September 18, 2008

The blind seer, and an action alert, and more


The shade of Tiresias appears to Odysseus after the latter offers a sacrifice.

The theme here lately is the Odyssey of Homer, along with links and comments about current events. If this is your fist visit, please click on earlier posts. Right now were on his voyage to the land of the dead.

To recap, the goddess Circe tells Odysseus that if he wants to make it home after years of fighting at Troy and wandering the seas, he has to visit the underworld to consults with the shade of the seer Tiresias, who is one of the most fascinating figures of Greek mythology.

A prophet of the city of Thebes, he had the distinction of spending several years as a woman as punishment from Hera for whacking a pair of copulating snakes with a stick. Note: while El Cabrero is opposed to whacking snakes, let it be noted that it didn't take much to tick Hera off.

After changing back into a man, he was called upon by Zeus and Hera to settle an argument over whether males or females enjoyed sex the most. (Zeus said women did and Hera vice versa.) When he basically answered that women get 9/10s of the pleasure, Hera struck him blind as punishment. Zeus couldn't do anything about that but did give him foresight.

(Important safety tip: if you are ever called upon to resolve a dispute between Olympian gods, decline the honor.)

In the myth of Oedipus, Tiresias is summoned by that tyrant to explain the source of a mysterious plague ravaging Thebes, which was actually caused by the Oedipus himself who inadvertently killed his father and married his mother.

The confrontation between the two is the focal point of Sophocles' great tragedy Oedipus Tyrannus. The parallelism between the two is striking: Tiresias is blind but sees what is happening. Oedipus can see but is blind to what he did--and when he sees it he blinds himself.

At this point in the Odyssey, Tiresias will tell its hero what lies ahead and what he must do if he is to make it home. The news isn't good:


A sweet smooth journey home, renowned Odysseus,
that is what you seek,
but a god will make it hard for you--I know--
you will never escape the one who shakes the earth,
quaking with anger at you still, still enraged
because you blinded the Cyclops, his dear son...

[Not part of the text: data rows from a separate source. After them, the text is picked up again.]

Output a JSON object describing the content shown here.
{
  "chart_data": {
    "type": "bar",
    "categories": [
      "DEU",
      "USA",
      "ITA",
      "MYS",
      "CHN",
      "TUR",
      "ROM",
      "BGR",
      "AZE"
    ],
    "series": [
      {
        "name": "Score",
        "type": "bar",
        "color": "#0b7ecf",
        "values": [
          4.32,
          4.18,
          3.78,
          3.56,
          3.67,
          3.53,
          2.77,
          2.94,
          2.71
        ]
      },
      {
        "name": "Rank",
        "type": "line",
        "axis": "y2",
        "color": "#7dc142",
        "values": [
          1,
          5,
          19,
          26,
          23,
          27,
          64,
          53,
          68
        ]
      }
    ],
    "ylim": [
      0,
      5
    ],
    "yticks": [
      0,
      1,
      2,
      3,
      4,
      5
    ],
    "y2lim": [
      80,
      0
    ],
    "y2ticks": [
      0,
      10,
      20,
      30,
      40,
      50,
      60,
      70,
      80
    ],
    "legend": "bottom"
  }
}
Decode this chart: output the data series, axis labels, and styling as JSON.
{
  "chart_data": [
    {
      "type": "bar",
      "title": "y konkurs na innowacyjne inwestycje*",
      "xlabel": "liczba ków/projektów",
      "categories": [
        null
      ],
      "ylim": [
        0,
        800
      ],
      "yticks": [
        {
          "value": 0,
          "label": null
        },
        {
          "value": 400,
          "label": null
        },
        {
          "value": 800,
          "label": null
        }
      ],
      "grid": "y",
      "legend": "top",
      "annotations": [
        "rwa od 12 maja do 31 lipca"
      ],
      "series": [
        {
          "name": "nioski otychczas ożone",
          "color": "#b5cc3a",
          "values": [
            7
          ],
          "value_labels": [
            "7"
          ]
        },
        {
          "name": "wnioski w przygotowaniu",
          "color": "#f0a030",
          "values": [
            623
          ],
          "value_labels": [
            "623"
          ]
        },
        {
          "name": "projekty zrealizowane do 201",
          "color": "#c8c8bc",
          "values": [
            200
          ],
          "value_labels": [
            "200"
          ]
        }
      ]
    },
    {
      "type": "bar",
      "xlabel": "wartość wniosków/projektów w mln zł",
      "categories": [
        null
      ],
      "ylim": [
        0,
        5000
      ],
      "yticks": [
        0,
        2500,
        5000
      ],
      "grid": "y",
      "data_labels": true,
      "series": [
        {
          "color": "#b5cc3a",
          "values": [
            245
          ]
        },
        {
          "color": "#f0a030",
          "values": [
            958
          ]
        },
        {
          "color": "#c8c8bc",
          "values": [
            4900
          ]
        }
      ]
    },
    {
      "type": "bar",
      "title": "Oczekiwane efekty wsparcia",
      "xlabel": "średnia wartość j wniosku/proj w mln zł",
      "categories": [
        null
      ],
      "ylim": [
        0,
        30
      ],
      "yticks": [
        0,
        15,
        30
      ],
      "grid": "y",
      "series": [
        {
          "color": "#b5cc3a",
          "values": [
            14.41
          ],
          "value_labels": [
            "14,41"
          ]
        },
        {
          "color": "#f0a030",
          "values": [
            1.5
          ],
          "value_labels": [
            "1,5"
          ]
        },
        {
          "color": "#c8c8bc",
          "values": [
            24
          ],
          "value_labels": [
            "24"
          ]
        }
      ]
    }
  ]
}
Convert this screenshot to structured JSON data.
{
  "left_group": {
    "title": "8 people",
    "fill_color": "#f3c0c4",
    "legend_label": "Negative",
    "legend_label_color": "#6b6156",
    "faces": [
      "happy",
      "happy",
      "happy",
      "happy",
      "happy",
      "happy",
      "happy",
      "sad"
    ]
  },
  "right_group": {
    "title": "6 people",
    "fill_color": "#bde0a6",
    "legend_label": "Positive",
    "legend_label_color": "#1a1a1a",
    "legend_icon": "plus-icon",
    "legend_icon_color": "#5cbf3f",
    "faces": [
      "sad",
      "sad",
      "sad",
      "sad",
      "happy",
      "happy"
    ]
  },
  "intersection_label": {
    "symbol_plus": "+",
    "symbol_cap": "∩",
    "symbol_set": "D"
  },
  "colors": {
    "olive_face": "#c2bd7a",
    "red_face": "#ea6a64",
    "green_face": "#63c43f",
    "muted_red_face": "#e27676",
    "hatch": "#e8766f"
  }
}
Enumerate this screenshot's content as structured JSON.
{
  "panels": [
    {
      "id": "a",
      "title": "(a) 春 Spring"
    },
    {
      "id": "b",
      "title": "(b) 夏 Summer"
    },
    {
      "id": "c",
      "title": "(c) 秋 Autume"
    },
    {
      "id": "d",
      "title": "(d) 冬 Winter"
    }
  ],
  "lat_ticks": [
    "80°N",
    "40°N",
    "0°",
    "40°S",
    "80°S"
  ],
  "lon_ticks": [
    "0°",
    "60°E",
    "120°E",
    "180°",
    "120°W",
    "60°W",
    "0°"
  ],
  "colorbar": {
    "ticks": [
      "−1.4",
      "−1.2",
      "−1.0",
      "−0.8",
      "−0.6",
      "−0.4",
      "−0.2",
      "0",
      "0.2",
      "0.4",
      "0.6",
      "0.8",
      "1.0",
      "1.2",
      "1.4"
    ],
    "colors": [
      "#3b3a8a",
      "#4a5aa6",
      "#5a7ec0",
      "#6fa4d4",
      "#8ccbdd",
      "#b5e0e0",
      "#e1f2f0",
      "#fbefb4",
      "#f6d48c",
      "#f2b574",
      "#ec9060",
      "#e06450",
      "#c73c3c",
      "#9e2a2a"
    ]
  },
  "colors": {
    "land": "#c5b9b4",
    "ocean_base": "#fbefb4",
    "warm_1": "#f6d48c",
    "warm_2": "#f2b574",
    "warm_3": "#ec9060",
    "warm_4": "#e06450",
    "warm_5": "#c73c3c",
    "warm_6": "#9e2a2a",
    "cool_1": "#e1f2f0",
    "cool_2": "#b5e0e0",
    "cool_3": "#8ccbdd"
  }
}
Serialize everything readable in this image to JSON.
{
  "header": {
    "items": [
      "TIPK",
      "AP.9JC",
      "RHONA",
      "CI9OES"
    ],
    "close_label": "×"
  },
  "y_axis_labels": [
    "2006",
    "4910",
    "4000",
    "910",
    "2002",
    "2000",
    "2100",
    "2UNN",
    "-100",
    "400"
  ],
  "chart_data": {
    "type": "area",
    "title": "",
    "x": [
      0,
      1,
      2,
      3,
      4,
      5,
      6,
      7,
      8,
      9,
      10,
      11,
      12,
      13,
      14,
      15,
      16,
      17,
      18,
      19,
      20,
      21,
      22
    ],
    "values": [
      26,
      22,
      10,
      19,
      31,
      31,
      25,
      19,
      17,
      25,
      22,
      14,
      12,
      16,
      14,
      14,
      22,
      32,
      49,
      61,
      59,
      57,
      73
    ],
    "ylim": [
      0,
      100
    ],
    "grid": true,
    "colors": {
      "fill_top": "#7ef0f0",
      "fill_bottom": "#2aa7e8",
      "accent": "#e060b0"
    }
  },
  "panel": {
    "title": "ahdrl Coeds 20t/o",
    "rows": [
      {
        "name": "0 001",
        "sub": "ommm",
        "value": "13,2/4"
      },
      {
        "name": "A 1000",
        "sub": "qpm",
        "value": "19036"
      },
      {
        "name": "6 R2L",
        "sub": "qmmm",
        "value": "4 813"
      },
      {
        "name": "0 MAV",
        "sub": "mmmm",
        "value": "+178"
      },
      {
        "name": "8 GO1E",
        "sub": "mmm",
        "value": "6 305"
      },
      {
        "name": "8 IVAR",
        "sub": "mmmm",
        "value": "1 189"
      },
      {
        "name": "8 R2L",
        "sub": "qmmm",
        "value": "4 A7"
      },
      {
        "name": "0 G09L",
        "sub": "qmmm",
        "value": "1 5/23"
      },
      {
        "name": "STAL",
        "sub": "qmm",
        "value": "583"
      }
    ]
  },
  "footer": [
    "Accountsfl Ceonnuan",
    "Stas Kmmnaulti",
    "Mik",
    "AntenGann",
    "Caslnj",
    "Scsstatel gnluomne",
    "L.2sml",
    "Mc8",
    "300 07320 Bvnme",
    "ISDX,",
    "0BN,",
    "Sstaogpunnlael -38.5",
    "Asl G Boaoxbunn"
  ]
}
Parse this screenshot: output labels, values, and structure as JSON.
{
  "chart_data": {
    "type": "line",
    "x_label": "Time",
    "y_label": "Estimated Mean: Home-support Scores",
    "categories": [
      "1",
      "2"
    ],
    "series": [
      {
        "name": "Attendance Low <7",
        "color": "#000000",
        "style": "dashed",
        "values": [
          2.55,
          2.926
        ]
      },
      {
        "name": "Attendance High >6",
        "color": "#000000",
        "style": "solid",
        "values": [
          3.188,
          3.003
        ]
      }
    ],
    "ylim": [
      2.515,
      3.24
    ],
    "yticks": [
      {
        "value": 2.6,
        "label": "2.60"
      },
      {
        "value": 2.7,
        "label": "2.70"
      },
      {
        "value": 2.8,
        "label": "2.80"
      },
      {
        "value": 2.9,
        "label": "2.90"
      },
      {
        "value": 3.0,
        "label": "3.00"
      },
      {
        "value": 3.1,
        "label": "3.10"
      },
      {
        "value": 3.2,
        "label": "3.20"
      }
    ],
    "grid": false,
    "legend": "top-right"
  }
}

Still they have a slim chance, provided that when they land on the island of Thrinacia he and his men don't eat the cattle of the sun god Helios. If they do that, his men will die


And even if you escape, you'll come home late
and come a broken man--all shipmates lost,
alone in a stranger's ship--
and you will find a world of pain at home,
crude, arrogant men devouring all your goods...


And even if he deals with that, he must make one more journey to appease Poseidon, by carrying his oar so far inland that people mistake it for a winnowing fan and there make appropriate sacrifices.

If, and it's a big if, he does all that, he can expect to die peacefully in old age in his home with his family.

We'll see how that works out.

ACTION ALERT. The American Friends Service Committee and allied groups are urging people to call their senators and representatives today toll free at 1-888-245-0215 to urge the passage of a second economic stimulus package targeted at those who need it most before Congress goes home.

The package should include extended unemployment benefits, an increase to food stamps and home heating assistance, aid to states for Medicaid, job creation through investments in infrastructure and youth employment programs. Obviously the $720 million we are spending each day in Iraq isn't helping either...

SUNDOWN ON THE GOLDEN CALF of market fundamentalism? Nobel Prize-winning economist Joseph Stiglitz thinks so.

SPEAKING OF WHICH, here are two reports aimed at driving some nails in the coffin of supply side economics and related but contradictory bogus dogmas on tax cuts as the cure for all things.

DEPRESSION OR SADNESS? The tendency to medicalize emotions makes it hard to distinguish between the two.